The venture has proven to be less labor-intensive than the monks’ other businesses, making religious vestments and fruit preserves. More importantly, they believe it could possibly generate enough money to sustain a community of men with an average age of 70 who now spend about a 3rd of their budget on health care.

“We’re trying to reinvent our economy,” said Father Isaac Keeley on a recent tour of the abbey’s low-slung stone buildings and starkly modern 30,000-square-foot brewery, nestled in a wooded property some 60 miles (97 km) west of Boston.

Work has always been part of life for Trappists, a monastic order tracing its roots to 17th Century France, with monasteries around Europe and North America selling products starting from coffins to cheese. The goal of those businesses is to herald enough cash to sustain a community of men who pass most of their lives in seclusion.

The Spencer monks debated the move into beer making for more than a decade, as more of their members aged and moved into the monastery’s 12-room infirmary, which is usually full.

“The health costs are huge,” said Father Dominic Whedbee, the abbey’s 65-year-old prior, the group’s second-ranking member. “Our infirmary is staffed 24 hours a day, seven days per week. That way we will take care of all our men for the rest of their lives, which is our commitment.”


Supporting an aging clergy is a challenge faced across the Catholic church within the United States. While monasteries and similar religious orders operate outside the structure of local parishes and dioceses, a lot of which have paid heavy costs to settle claims of sexual abuse by priests, their members are also aging.

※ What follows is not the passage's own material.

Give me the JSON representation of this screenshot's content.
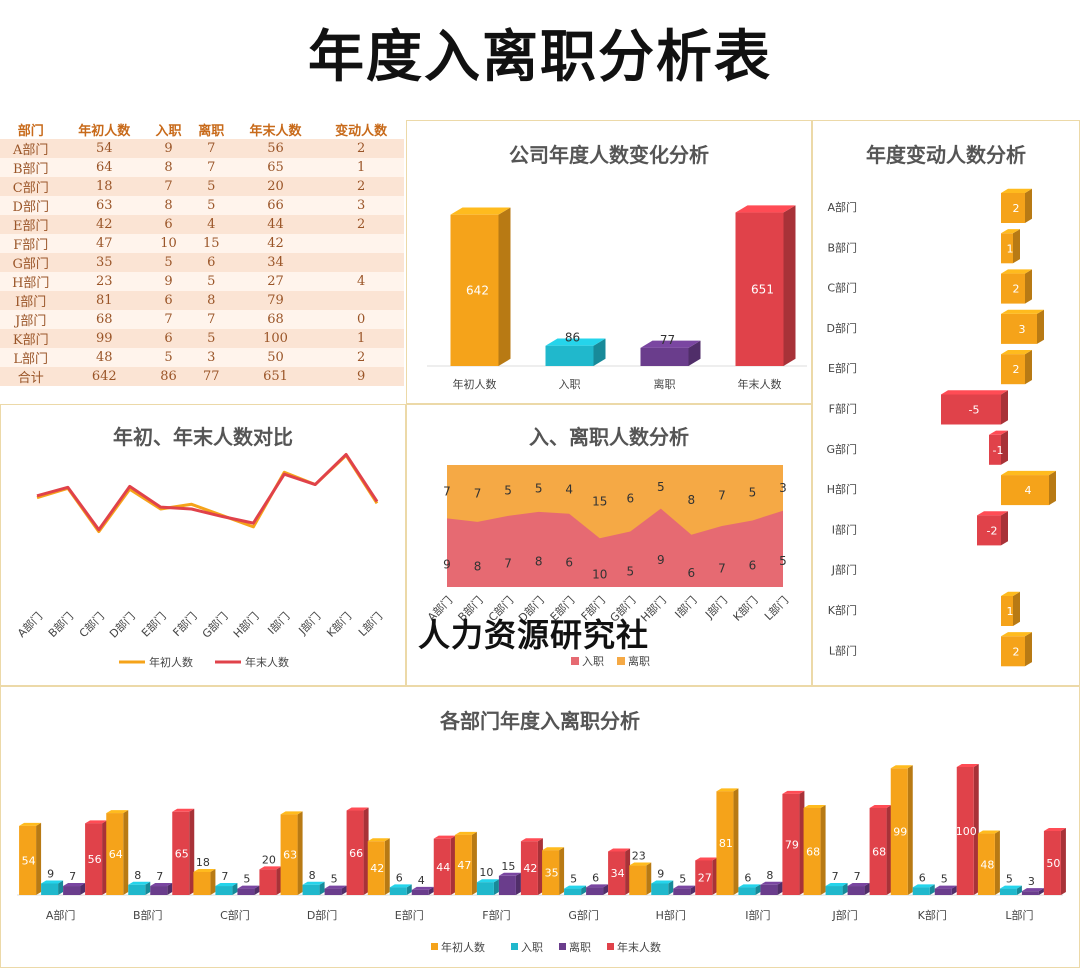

The Retirement Fund for the Religious, a Catholic group that acts as a final-gasp source of funding for retired monks, nuns and other members of religious orders, currently supports 34,243 religious people over the age of 70. It forecast that by 2023, there would be four times as many retired members of such orders as those who’re still working.

The fund it operates is forecast to run dry by 2026, from $8.64 billion in 2010, based on a 2012 study done for the U.S. Conference of Catholic Bishops by human resources consultancy Mercer Management.

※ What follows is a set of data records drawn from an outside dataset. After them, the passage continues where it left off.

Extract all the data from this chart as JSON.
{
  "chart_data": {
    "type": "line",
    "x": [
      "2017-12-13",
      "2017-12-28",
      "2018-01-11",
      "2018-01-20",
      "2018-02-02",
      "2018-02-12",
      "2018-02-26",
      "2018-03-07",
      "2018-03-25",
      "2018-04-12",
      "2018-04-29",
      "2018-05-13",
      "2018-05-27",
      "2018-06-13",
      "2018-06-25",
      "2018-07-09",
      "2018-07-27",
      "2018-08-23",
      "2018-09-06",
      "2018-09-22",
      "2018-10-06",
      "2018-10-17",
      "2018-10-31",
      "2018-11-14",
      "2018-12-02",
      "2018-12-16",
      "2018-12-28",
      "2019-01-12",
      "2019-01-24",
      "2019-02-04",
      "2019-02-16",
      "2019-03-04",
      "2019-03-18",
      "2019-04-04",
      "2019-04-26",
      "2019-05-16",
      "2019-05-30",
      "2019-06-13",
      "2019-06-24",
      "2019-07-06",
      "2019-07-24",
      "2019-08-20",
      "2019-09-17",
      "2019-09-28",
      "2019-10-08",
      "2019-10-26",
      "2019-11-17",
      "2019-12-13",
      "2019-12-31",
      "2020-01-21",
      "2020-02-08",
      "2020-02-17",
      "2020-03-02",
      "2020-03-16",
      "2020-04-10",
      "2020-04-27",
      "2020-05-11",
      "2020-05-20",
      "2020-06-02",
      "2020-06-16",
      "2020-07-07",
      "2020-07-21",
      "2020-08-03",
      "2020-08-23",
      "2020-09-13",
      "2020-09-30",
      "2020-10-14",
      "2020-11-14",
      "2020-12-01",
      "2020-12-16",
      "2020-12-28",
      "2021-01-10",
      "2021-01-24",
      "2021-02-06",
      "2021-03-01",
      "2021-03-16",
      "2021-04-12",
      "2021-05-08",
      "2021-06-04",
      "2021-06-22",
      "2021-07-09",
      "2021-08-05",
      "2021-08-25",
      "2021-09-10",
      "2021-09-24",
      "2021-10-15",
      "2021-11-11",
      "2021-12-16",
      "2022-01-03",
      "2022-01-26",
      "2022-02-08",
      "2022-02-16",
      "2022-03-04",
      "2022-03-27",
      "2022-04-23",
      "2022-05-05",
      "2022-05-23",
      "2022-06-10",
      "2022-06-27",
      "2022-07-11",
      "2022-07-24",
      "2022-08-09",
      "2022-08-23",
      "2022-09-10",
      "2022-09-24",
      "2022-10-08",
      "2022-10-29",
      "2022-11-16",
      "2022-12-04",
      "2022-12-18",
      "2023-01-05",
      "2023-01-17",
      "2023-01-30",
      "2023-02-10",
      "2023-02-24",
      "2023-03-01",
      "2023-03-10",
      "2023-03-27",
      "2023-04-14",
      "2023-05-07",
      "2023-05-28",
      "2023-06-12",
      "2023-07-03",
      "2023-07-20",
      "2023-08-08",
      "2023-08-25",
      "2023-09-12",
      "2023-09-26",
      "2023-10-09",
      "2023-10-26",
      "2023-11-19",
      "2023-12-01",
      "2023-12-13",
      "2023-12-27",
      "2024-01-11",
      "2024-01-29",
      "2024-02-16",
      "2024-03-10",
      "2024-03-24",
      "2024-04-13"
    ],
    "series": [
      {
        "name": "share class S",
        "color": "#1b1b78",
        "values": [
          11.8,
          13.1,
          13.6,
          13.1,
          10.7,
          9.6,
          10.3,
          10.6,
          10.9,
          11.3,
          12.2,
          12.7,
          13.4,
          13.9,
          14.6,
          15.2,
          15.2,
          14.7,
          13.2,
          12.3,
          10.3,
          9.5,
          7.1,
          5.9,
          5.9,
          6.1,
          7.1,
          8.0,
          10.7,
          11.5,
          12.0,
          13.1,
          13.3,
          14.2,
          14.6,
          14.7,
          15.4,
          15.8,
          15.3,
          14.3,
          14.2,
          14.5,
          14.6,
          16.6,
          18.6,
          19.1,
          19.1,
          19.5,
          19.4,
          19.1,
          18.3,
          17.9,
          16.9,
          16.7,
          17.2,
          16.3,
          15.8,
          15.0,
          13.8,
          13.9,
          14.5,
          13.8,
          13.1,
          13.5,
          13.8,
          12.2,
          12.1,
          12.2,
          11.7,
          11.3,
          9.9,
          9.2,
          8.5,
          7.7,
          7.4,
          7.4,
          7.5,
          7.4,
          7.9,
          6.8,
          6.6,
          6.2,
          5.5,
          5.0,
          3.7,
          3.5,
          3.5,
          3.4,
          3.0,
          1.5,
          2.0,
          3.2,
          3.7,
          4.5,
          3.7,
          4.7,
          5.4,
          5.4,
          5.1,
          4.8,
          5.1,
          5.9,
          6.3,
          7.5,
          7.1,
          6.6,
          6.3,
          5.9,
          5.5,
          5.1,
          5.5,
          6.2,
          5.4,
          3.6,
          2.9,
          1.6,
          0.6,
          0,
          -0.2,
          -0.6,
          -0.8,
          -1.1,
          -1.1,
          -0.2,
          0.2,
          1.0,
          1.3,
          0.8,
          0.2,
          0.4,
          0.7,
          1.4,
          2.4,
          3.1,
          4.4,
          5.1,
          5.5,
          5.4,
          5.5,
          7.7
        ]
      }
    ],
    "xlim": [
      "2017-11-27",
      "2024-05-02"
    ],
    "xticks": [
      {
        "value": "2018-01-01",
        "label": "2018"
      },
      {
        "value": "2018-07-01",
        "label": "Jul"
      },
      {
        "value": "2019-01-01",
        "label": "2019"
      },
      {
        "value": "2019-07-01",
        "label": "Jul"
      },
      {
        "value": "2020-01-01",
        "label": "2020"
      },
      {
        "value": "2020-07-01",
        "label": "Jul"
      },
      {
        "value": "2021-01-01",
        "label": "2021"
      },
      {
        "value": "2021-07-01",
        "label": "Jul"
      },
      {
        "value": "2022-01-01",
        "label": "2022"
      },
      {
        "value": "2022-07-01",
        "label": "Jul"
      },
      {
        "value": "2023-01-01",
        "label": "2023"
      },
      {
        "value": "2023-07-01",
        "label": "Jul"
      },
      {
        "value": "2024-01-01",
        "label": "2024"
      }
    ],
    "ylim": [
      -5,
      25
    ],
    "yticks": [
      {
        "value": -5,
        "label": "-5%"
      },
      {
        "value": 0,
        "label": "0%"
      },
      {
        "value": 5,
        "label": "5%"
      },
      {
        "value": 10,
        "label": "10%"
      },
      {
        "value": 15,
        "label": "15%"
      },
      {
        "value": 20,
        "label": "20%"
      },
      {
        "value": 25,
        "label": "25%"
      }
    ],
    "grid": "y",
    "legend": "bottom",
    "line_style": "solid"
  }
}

The issue is more acute among Catholic clergy than Protestants partly because Catholic clergy are inclined to serve for longer periods and do not marry, which means they do not have spouses who will help support them, said Cynthia Woolever, a sociologist who focuses on religion and publishes a newsletter on the Presbyterian church.

“They stay in the priesthood. It’s a vow for all times, whereas Protestants have a higher dropout rate,” Woolever said. “Once you’re a priest there really is a commitment on the a part of the Catholic church that you will be supported and cared for all times.”


When the monks decided to start producing beer, they toured a lot of European abbeys, including Notre-Dame de Scourmount, which produces Chimay beer, a dark, high-alcohol brew popular with Trappist ale aficionados within the United States.

The monks from St. Joseph’s found themselves more impressed by the lighter, less-potent beers that European monks produced for their very own consumption. They call their Spencer Trappist Ale a “refectory ale” that pairs well with the simple food of their mostly vegetarian diet.

After touring breweries packed into centuries-old monastery buildings, they also decided to build a modern, highly automated brewery that requires less manual labor from the abbey’s aging monks, the oldest of whom is 99.

The brewery initially aims to supply 124,000 gallons (469,391 liters) of beer in its first year and top out at 310,000 gallons (1.2 million liters) in about five years. Sales to distributors in Massachusetts, Maine and Rhode Island have to this point passed expectations, leaving the monks on track to satisfy their goal of having the ability to support the monastery and its charities on the brewery’s earnings within a decade, said Keeley.